D. SUBJEK PENELITIAN

Peneliti memilih subjek remaja putri yang bertempat tinggal dan bersekolah di propinsi DI Yogyakarta dan berada pada usia remaja akhir. Batasan usia remaja akhir yang digunakan dalam penelitian ini adalah batasan usia remaja akhir menurut Santrock 2003, yaitu diatas 15 tahun sampai dengan akhir usia belasan atau awal usia 20 tahun. Remaja yang berada pada usia tersebut biasanya telah dipercayai oleh orang tua mereka untuk mengelola sendiri keuangan mereka, meskipun sumber dananya masih berasal dari orang tua. Keadaan tersebut membuat remaja memiliki lebih banyak kesempatan untuk mengatur sendiri keuangannya tanpa banyak campur tangan dari orang tua. Karakteristik lain adalah perilaku menonton iklan yang ditayangkan selama acara sinetron berlangsung. Subjek yang digunakan adalah subjek yang tidak memberi perhatian pada iklan atau tidak menonton iklan. Informasi mengenai hal ini akan digali dari subjek dengan angket yang menanyakan apa yang dilakukan subjek saat iklan muncul disela-sela sinetron. Subjek yang datanya akan digunakan dalam penelitian ini adalah subjek yang memilih jawaban memindahkan saluran televisi sampai iklan selesai atau memilih melakukan kegiatan lain sambil menunggu iklan selesai.
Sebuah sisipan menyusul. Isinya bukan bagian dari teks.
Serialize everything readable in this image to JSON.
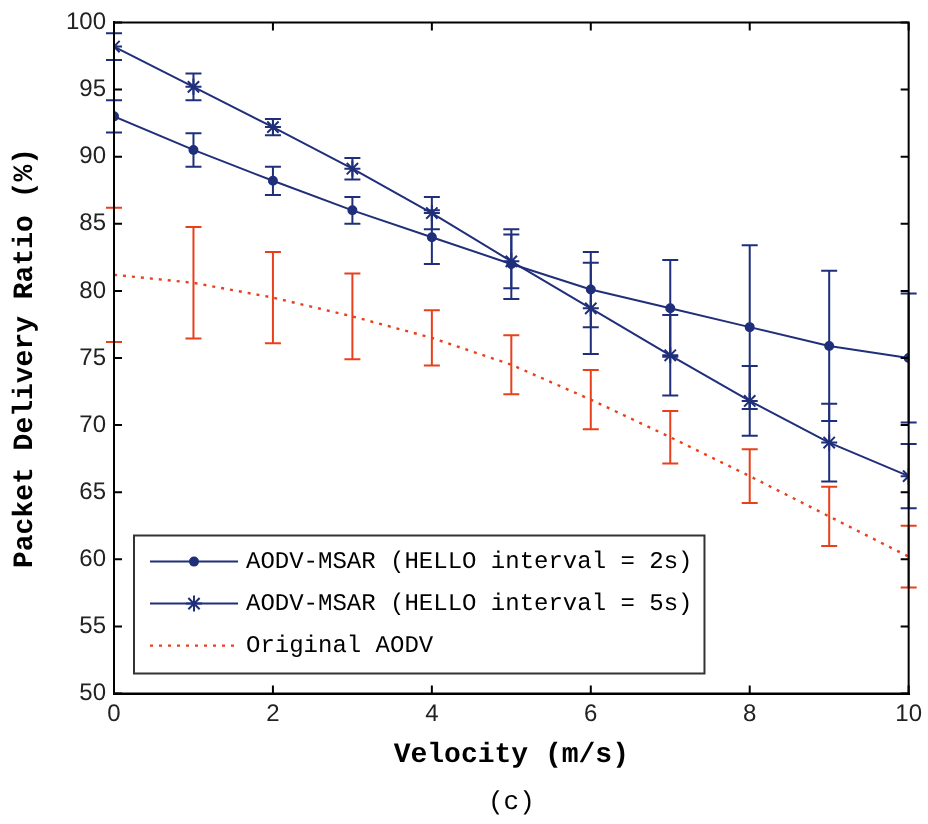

Subjek yang menjawab bahwa ia menonton iklan sampai selesai, datanya tidak akan disertakan dalam proses analisis. Hal ini dilakukan untuk meminimalkan pengaruh iklan terhadap sikap konsumtif subjek, sehingga sikap konsumtif yang akan diukur benar-benar hanya dihubungkan dengan frekuensi menonton sinetron saja.